Be cool, Jack thought, taking a step back. The skell’s mind might be screwed up, but that didn’t mean there was anything wrong with his body.
Suddenly the skell launched himself at Jack.
Instinctively, Jack twisted his hip and leaned back as the wild man’s foot whipped up, missing Jack but punting his sushi takeout into the street. The Manson clone’s right hand came out of the coat with something metallic, swinging down toward Jack in a wide arc.

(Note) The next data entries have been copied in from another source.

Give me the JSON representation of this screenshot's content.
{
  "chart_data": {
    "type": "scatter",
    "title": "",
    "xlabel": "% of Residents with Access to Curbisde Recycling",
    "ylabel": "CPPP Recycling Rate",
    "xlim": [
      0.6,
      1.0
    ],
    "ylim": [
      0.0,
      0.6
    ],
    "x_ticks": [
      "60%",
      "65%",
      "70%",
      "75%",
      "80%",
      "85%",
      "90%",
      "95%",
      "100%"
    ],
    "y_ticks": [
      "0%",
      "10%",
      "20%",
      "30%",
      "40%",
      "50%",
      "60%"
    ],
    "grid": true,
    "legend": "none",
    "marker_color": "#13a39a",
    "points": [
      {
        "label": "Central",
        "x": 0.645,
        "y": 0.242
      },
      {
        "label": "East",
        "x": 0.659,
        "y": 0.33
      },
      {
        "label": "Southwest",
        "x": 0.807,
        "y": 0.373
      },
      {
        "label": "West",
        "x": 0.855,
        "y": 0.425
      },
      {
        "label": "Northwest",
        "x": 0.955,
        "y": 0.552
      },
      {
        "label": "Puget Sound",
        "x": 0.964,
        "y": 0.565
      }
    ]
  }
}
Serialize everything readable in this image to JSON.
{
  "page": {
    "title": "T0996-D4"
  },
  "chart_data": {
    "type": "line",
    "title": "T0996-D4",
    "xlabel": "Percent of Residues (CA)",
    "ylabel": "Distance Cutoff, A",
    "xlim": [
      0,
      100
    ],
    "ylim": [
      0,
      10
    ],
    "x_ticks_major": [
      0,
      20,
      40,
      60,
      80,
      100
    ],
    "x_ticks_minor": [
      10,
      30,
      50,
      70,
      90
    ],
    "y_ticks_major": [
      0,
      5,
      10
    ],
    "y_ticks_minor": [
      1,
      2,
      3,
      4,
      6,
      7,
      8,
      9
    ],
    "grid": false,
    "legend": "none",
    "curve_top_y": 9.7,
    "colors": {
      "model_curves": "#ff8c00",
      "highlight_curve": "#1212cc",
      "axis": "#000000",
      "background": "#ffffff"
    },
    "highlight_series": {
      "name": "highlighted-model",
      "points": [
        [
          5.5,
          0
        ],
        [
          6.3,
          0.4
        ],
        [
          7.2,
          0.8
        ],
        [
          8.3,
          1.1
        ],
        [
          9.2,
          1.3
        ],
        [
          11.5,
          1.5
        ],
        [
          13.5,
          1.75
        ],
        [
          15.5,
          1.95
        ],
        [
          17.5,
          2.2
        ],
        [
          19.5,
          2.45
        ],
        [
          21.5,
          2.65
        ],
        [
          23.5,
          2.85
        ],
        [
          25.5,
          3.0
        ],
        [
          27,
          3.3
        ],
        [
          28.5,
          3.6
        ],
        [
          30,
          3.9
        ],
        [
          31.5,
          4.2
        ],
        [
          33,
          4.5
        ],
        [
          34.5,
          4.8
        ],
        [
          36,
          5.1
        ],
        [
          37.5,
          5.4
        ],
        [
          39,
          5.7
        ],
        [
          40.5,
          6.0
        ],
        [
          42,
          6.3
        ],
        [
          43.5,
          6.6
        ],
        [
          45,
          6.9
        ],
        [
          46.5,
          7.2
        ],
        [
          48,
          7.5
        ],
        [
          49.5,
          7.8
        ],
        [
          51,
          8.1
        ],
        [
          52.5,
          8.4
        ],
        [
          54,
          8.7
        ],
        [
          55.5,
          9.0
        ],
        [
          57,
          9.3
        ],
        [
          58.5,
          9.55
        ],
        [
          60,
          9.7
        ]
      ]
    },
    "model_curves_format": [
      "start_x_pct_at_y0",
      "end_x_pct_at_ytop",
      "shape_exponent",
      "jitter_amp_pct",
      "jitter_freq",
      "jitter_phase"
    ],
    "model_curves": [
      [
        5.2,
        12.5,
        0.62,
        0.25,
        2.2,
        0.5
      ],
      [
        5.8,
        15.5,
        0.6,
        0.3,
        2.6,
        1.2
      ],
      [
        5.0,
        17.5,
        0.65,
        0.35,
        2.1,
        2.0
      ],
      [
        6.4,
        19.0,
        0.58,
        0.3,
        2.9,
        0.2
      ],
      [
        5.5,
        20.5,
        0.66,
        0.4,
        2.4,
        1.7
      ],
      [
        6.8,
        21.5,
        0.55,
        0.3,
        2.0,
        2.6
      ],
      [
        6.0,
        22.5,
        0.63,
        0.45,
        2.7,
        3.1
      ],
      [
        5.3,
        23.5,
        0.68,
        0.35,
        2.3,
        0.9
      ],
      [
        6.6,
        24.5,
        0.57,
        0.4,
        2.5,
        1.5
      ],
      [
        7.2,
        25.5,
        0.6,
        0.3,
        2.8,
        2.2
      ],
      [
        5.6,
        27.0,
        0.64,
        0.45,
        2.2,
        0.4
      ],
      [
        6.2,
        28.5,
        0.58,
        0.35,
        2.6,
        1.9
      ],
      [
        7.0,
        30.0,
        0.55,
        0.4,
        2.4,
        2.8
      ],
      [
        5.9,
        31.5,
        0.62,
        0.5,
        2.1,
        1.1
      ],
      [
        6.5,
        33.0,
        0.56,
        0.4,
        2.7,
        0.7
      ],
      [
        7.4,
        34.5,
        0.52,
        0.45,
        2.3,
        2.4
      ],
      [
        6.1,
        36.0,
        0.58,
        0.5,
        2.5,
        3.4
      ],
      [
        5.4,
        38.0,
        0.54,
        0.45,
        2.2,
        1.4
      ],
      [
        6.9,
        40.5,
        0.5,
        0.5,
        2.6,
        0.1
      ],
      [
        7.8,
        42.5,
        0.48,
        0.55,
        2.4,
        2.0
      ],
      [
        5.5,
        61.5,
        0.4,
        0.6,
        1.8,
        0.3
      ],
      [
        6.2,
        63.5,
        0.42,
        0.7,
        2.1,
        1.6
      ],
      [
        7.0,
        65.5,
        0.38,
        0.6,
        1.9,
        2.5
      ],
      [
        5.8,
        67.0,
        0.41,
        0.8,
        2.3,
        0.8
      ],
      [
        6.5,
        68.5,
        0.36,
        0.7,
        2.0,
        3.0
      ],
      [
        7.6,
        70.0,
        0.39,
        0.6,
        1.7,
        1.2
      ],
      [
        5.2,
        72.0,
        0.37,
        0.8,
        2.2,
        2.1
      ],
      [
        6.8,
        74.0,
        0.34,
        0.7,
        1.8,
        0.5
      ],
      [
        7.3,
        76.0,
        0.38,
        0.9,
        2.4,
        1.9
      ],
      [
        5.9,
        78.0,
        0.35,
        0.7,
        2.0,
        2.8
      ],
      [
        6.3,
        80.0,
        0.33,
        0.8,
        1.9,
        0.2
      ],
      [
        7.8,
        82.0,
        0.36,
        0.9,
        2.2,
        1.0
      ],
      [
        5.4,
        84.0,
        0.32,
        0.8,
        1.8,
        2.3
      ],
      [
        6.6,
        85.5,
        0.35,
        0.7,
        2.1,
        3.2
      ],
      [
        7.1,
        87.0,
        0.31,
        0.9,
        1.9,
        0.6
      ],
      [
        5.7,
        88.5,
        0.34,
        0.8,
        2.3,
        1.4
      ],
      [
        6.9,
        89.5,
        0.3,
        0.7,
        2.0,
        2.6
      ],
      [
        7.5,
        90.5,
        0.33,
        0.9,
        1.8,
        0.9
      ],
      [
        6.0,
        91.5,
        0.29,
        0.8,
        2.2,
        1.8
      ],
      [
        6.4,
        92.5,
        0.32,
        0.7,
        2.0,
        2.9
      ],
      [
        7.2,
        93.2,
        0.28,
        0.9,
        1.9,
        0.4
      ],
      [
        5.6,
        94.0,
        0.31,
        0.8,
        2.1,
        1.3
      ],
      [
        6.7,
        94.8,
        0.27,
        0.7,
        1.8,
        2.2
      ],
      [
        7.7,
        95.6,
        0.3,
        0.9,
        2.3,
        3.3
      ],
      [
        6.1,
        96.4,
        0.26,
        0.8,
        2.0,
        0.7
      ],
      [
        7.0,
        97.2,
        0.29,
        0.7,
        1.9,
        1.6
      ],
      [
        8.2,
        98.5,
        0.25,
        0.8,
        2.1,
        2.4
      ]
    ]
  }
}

Jack threw up a bow arm that blocked the attack, and stepped into him, hooking his foot, and throwing him off balance. Jack rocketed a stiff palm into his chest and the skell fell backward, into a dive. After he hit the sidewalk, Jack put a knee in his back and slammed his wrist, sending a box cutter skittering along the sidewalk. The fight went out of him when the cuffs went on. Crazy, but not stupid.
Jack caught his breath while the sushi manager profusely thanked him, the ying hung hero of the moment. Splattered along the gutter were the udon noodles and the hamachi.